A scholar, writer, and educator, Lindsey D. Felt curates and builds frameworks for access/accessibility across digital, arts and educational platforms.She is the Disability, Access, and Impact Lead at Leonardo/ISAST, where she helps direct the Leonardo CripTech Incubator. She is also a lecturer at Stanford University in the Program in Writing and Rhetoric, where she teaches courses on disability, technology, and accessible arts curation. She holds a Ph.D. in English from Stanford University. Her research and writing has been published in Catalyst: Feminism, Theory, Technoscience, Ground Works, After Universal Design: The Disability Design Revolution, among other venues. She co-curated Experiments in Art, Access & Technology (E.A.A.T) currently up at Beall Center for Art + Technology, UC Irvine and Recoding CripTech during a 2019-2020 curatorial residency at SOMArts Cultural Center in San Francisco.

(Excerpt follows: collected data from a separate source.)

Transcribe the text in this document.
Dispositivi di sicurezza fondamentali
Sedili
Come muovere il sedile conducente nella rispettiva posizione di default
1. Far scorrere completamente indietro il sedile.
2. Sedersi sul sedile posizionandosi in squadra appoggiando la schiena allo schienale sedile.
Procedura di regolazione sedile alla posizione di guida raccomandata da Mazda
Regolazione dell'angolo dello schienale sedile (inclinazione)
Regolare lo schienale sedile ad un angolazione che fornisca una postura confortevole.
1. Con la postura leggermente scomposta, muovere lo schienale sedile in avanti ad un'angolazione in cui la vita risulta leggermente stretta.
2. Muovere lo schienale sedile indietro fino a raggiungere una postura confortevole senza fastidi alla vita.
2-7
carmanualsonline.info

Her curatorial work has been profiled in Art in America, KQED Arts, SFMOMA’s Raw Material podcast, the Disability Visibility Project, and others.

Vanessa Chang

As a curator, writer and educator, Vanessa Chang builds communities and conversations about art, technology and human bodies. She is Director of Programs at Leonardo/ISAST. She holds a Ph.D. in Modern Thought and Literature from Stanford University, where she was a Geballe Fellow at the Stanford Humanities Center and also ran the Graphic Narrative Workshop. She was lead investigator for The Grid: Art + Tech Report (2020) and taught in Visual & Critical Studies at California College of the Arts. Most recently, she curated Recoding CripTech at SOMArts Cultural Center, Intersections at the Leonardo Convening at Fort Mason Center for the Arts, and Artobots, a CODAME festival of art, automation and artificial intelligence. She has appeared on NPR’s On the Media and State of the Art,  and her curatorial work has been profiled in such venues as Art in America and KQED Arts. Her writing has been published in Wired, Slate, Noema, Los Angeles Review of Books, Journal of Visual Culture, and Animation: an interdisciplinary journal, among other venues.

About CripTech Incubator

Leonardo CripTech Incubator is an art and technology program for disability innovation. Encompassing residencies, workshops, presentations, publication and education, this innovation incubator creates a platform for disabled artists to engage and remake creative technologies through the lens of accessibility. Employing a broad understanding of technologies, including prosthetic tools, neural networks, software and the built environment, CripTech Incubator reimagines enshrined notions of how a body-mind can move, look, communicate.